Capitaan dildo arrescate!
I was about to go down on her and her dong flopped out and hit me in the chin. This may have a Nam like post-traumatic-stress-disorder effect on me.
My vagina smells like strawberry tangerine twist.
You would think that an uncircumcised man would understand how the hood of a clit works.
So I came home baked last night and made about 60% of my jeans into jorts...
It may be that your sole purpose in life is simply to serve as a warning to others..
She said i saw her in the study room, waved, disappeared, came back with a coke from god knows where, and slurred "i have a drinking problem but i ate grits"

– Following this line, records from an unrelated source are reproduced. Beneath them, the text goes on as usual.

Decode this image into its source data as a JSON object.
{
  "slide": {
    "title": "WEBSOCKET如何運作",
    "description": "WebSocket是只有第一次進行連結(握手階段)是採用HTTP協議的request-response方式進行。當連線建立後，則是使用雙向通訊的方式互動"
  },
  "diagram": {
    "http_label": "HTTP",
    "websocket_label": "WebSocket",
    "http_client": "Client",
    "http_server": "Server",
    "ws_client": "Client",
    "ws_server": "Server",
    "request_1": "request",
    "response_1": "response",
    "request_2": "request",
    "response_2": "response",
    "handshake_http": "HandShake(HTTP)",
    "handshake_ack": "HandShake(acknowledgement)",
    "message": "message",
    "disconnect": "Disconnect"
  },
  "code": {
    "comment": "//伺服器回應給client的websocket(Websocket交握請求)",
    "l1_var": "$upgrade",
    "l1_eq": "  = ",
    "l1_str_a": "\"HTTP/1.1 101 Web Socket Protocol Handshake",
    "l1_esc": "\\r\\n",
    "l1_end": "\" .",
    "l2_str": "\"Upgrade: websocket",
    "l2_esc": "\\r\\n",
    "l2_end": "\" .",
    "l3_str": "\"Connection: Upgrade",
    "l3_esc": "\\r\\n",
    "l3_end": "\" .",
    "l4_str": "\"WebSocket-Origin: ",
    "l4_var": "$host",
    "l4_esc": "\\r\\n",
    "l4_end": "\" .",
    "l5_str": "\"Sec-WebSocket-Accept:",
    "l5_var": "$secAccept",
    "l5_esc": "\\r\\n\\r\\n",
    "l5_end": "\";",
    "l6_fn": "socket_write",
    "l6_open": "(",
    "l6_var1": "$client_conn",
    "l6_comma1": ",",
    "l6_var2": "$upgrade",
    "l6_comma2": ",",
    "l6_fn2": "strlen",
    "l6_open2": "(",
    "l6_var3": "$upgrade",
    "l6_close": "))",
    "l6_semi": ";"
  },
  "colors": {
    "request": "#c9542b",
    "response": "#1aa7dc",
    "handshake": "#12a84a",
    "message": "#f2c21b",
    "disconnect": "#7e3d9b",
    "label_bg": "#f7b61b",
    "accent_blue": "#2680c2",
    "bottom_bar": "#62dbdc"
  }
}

He sent me a pic and IT CURVED OUT OF THE PICTURE! Curved. Out. Of. The. Picture.
the realtor just took us to a house I had a one night stand in. I feel like it's a sign.
Every time I get scared about the fact that I'm falling for him I remember that he juggles and is hung like a mastadon and everything is a-ok.
I never thought I would be having sex behind a shower curtain that wasn't in a bathroom.
The only thing left on my Bucket List is getting fingered at an aquarium.
I just want to braid flowers into his hair and steal all of his pills.
I just woke up and I don't really remember anything past 1pm. How much am I missing?
A good 10-11 hours. You got laid twice. Also, you out-ran a cop and played football with a lamp.
i gave head in a cab last night. get on my level.